Today, Riot Games released a blog post discussing the launch of Valorant’s closed beta, and what the company has learned from day one.
The closed beta period has begun for Riot’s new shooter, and everyone is itching to get their hands on the game. To get into the beta, players need to follow three simple steps:
That said, there is a great deal of confusion and misinformation circulating regarding how keys are distributed and different approaches fans have taken regarding how to increase their chances of a drop. Riot’s blog post honed in on these, and gave fans greater clarity on how the Valorant beta drop system works.

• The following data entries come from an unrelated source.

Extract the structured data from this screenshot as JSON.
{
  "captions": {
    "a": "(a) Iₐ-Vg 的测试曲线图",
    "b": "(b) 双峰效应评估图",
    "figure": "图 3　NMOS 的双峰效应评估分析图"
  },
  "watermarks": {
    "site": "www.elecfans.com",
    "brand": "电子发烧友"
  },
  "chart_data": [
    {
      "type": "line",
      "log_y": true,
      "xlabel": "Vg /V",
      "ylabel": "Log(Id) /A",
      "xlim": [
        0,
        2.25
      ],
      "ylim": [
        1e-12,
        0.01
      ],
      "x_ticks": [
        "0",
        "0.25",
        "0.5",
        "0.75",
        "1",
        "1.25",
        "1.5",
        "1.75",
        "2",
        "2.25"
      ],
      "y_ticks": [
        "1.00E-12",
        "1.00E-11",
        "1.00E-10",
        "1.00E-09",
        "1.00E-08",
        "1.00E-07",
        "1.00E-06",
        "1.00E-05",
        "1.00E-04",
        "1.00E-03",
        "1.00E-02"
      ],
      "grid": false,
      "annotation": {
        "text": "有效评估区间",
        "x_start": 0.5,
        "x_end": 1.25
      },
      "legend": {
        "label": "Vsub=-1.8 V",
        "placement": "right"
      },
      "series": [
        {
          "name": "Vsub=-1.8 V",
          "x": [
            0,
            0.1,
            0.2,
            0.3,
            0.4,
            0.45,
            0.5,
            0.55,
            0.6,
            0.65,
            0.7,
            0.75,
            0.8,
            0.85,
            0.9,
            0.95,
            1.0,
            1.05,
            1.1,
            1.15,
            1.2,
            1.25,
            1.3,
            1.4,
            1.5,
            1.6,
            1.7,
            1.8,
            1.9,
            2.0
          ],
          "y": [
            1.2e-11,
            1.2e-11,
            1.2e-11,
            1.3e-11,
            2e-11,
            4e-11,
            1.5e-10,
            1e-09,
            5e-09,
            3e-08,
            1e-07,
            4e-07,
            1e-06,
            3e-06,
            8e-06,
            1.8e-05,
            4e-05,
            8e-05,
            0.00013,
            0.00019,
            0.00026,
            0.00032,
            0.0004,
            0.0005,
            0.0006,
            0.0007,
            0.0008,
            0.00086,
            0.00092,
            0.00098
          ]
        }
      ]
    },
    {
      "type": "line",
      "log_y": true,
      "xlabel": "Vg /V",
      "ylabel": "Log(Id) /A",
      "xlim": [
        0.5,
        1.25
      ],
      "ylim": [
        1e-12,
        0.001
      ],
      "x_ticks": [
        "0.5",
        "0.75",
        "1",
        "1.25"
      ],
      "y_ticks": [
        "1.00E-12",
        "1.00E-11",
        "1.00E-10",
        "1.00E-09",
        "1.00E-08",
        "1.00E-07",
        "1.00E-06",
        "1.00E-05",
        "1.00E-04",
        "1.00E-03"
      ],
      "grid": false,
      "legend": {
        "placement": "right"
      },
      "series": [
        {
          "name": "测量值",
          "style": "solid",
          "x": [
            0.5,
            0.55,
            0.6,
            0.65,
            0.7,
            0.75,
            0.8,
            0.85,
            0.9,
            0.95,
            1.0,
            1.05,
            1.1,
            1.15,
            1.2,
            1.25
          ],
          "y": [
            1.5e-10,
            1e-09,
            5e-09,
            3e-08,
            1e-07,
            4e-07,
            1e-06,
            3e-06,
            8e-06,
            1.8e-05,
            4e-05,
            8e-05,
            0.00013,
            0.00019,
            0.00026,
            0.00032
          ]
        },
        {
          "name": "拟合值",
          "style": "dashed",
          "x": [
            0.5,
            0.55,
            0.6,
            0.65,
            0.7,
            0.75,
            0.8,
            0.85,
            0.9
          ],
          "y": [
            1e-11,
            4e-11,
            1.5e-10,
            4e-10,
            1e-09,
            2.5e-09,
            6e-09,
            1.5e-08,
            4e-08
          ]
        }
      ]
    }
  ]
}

Key seekers must pass a threshold of roughly two hours watched of Valorant streams. After that threshold is passed, fans are eligible for a key drop. The drops are random, but weighted towards people who have watched more hours of streams. Opening multiple streams in different tabs will not increase drop rates or accelerate the watch time.
Several other points were discussed in the post.
Valorant staff are looking out for account sellers, and are looking to ban those accounts before the game launches. Viewbotting is also a problem, but filters have been implemented to allow Twitch and Valorant to distinguish between who is a bot and who is a person.
Because Valorant’s key distribution is actually based on total stream watch time, fans may wake up to a drop in their inbox. Drops are happening even when viewers are not actively watching streams, so fans that have passed the threshold can receive drops even when they have Twitch closed.
It should be noted that getting a key is still based on luck, and watching streams all day will not guarantee a key. Fans are encouraged to take breaks and the fact that keys can drop while away from the screen should give those desperate for a key pause when it comes to marathoning Twitch.
There is still no word on a release date for Valorant’s full release.